When it came to being involved with new film, "I'll go my way, and I let them go their way"
A long time ago in a movie industry far, far away, George Lucas was an experimental filmmaker.
And then came “Star Wars,” and it took over the Hollywood galaxy – and Lucas’ life.
No more, says the filmmaker. He’s done.
“You go to make a movie and all you do is get criticized,” Lucas told Vanity Fair. “People try to make decisions about what you’re going to do before you do it. It’s not much fun. You can’t experiment. You have to do it a certain way.”
“The issue was ultimately, they looked at the stories, and they said, ‘We want to make something for the fans,’ ” Lucas said, presumably referring to Disney, which purchased Lucasfilm – including the “Star Wars” franchise – in 2012. “People don’t actually realize it’s actually a soap opera, and it’s all about family problems; it’s not about spaceships. So they decided they didn’t want to use those stories. They decided they were going to do their own thing, so I decided, ‘fine. … I’ll go my way, and I let them go their way.’ “
Lucas had little involvement in the forthcoming film, “Star Wars: The Force Awakens.”

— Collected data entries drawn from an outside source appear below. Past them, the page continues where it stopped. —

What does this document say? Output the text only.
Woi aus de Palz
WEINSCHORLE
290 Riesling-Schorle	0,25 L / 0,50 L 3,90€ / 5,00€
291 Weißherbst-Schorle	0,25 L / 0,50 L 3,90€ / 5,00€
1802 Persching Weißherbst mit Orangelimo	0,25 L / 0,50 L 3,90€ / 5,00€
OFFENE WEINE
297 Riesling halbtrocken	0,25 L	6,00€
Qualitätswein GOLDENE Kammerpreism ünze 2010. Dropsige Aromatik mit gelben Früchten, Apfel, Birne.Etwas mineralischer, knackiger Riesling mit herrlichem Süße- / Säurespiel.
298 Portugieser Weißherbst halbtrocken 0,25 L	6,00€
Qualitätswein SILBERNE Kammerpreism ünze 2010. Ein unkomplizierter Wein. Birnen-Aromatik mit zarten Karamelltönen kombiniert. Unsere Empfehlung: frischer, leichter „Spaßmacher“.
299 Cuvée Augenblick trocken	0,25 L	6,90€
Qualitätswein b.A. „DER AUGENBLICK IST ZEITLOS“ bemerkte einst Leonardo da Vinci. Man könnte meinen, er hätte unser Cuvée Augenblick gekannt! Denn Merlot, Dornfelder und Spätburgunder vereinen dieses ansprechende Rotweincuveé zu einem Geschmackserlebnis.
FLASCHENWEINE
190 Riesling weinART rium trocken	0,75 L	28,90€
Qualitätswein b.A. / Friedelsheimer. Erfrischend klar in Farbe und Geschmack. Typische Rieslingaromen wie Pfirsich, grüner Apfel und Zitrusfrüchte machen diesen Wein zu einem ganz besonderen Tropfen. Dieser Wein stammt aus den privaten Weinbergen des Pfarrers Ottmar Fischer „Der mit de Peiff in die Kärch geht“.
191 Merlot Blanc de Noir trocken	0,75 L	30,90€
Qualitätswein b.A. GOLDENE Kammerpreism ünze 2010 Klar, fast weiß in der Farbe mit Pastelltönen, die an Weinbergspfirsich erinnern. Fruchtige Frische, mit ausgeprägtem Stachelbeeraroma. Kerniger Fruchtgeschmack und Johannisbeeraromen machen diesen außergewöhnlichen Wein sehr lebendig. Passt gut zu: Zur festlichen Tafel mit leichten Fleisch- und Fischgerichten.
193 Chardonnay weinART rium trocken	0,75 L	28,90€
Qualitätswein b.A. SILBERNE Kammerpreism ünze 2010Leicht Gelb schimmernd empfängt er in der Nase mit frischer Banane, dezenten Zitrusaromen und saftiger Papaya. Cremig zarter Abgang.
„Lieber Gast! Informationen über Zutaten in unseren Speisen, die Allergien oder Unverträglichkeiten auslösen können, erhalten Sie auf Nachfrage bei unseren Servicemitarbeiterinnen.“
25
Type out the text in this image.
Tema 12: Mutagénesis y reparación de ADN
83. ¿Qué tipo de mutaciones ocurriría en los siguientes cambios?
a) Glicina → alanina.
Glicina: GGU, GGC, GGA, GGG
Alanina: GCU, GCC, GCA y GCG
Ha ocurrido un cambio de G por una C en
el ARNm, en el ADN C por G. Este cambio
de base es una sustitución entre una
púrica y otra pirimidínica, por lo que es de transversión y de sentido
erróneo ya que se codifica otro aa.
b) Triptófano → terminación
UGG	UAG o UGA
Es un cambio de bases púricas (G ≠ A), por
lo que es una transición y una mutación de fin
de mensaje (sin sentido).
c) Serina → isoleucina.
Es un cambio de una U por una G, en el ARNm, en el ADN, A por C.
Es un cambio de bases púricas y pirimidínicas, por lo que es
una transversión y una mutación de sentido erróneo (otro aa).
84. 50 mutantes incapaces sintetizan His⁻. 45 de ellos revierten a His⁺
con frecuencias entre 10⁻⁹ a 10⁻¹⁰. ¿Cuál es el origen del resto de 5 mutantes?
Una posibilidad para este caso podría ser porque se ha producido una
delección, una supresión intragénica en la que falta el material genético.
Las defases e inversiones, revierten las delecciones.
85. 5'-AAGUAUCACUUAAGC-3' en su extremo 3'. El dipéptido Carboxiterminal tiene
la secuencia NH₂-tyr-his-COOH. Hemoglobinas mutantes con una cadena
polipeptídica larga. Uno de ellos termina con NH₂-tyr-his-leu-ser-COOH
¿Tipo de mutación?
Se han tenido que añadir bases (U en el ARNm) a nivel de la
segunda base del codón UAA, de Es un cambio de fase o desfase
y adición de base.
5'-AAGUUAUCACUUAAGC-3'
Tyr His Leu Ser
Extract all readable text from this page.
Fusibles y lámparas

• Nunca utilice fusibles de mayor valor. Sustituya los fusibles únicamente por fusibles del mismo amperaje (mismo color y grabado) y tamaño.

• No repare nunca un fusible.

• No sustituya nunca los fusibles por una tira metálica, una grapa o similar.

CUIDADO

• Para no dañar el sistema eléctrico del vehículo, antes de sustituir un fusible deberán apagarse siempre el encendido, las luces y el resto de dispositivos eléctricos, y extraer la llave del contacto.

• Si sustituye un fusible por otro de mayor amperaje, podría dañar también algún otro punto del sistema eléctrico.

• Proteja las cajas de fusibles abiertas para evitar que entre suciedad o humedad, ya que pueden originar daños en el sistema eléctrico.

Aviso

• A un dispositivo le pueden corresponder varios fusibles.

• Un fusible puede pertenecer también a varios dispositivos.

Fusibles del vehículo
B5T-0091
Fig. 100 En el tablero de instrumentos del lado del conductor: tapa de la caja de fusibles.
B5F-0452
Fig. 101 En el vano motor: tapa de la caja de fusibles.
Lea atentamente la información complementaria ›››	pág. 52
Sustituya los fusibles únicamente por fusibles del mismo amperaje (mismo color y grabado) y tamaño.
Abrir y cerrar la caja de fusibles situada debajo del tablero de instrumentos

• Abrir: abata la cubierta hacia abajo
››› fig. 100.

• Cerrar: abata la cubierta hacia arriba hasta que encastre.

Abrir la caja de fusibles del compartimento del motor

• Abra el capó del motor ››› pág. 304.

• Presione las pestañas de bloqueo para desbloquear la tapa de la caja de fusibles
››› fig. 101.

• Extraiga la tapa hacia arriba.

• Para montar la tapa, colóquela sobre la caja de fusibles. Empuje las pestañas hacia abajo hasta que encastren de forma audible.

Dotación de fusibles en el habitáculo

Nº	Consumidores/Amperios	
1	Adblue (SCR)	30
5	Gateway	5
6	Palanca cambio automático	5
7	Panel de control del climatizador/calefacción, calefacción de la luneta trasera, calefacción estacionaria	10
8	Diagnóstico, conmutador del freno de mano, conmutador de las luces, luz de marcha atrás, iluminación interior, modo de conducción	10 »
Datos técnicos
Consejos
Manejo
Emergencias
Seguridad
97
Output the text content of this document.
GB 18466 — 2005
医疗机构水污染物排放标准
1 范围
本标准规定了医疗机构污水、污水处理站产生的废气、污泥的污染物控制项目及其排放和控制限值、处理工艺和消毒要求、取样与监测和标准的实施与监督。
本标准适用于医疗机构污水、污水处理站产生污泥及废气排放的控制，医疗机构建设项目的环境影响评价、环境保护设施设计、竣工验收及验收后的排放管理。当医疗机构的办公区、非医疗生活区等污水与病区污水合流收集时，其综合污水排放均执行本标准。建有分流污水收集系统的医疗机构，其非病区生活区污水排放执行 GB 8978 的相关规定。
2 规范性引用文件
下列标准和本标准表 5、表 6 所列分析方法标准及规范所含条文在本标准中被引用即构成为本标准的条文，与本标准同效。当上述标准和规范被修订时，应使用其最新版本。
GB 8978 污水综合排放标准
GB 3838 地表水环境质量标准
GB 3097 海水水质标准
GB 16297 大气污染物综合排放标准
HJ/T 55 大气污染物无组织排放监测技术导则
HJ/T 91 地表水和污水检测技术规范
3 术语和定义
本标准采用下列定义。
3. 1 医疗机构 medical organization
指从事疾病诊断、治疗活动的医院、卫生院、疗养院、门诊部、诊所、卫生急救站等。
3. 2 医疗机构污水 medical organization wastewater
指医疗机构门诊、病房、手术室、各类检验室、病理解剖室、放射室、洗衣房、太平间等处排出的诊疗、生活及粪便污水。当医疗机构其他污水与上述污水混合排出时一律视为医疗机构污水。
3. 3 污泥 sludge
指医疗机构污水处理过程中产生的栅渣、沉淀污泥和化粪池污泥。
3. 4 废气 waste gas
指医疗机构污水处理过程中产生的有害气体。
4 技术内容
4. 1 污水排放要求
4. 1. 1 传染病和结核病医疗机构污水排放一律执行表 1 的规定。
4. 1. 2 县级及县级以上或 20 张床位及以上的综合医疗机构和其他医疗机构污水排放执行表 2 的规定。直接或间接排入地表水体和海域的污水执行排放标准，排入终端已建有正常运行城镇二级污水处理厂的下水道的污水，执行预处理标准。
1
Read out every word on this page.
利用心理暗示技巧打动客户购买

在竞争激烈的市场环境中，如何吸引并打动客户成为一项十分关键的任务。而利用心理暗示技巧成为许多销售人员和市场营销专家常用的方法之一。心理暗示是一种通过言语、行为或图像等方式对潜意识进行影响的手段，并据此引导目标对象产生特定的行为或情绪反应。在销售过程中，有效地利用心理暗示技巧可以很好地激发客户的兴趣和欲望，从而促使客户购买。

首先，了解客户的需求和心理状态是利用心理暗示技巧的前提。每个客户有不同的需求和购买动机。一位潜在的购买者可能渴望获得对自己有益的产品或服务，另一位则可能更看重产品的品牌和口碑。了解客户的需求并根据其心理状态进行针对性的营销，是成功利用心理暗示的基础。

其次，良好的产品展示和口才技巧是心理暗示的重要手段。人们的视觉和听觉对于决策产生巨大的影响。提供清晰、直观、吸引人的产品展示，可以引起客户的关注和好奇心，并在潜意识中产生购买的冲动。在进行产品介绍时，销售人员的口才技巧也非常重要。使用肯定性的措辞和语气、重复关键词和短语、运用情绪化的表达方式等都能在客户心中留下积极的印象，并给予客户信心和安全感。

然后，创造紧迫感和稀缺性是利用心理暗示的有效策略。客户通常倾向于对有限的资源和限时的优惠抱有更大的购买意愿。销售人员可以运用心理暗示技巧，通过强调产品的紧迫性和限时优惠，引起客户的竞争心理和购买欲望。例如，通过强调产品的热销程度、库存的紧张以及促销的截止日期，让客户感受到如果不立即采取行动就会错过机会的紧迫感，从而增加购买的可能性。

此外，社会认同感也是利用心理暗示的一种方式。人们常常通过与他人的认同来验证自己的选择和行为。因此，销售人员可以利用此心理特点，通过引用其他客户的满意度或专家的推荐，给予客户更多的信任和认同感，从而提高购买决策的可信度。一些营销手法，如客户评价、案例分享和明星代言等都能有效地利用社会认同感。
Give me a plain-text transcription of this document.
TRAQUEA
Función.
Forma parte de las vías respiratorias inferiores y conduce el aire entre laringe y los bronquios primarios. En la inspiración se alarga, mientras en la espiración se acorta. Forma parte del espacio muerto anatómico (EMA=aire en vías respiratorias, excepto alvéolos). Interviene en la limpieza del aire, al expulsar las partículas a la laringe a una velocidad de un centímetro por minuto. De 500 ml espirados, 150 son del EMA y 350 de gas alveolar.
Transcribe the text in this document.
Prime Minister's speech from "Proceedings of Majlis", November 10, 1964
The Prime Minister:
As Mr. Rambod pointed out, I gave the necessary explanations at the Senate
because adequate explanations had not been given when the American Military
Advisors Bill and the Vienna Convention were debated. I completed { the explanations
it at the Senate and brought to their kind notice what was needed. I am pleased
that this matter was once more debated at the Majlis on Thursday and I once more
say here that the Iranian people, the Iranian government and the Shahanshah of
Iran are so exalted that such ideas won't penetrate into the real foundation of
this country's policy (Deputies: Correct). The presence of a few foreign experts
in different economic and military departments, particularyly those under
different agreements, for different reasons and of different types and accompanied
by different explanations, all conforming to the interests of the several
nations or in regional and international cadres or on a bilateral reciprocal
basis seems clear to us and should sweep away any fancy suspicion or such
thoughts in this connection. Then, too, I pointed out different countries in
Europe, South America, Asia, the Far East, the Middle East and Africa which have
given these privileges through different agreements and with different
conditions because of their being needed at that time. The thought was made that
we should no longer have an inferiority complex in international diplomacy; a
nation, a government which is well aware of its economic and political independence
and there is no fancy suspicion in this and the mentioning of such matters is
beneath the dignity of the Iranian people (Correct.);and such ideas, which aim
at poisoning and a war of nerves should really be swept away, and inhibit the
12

It’s not the first time Lucas has bristled at the way his creation has become fan property. When the original trilogy was issued on DVD several years ago, he tweaked the special effects. More shockingly – at least to many fans who love the bad-boy edge of Han Solo – when “Star Wars” was released in a 1997 re-release, he changed the film to show that Greedo, not Han, shot first in the cantina scene.
Certainly, Lucas is comfortable enough to do what he wants. The director who started out idolizing Akira Kurosawa, wrote an early treatment of Francis Ford Coppola’s “Apocalypse Now” and made his first film, “THX 1138,” about dehumanization can go back to his experimental side. The catch, he told Vanity Fair, is that nobody wants to see experimental films these days.
He says he plans to direct movies, “but not movies that will be shown anywhere.”
And “Star Wars”? Well, perhaps his response to one Vanity Fair question sums everything up.
Asked whether he could be any character in “Star Wars,” he first noted that he liked all the characters and then didn’t hesitate.
“Jar Jar Binks,” he said – the character most widely reviled by “Star Wars” fans.
“The Force Awakens” opens December 18.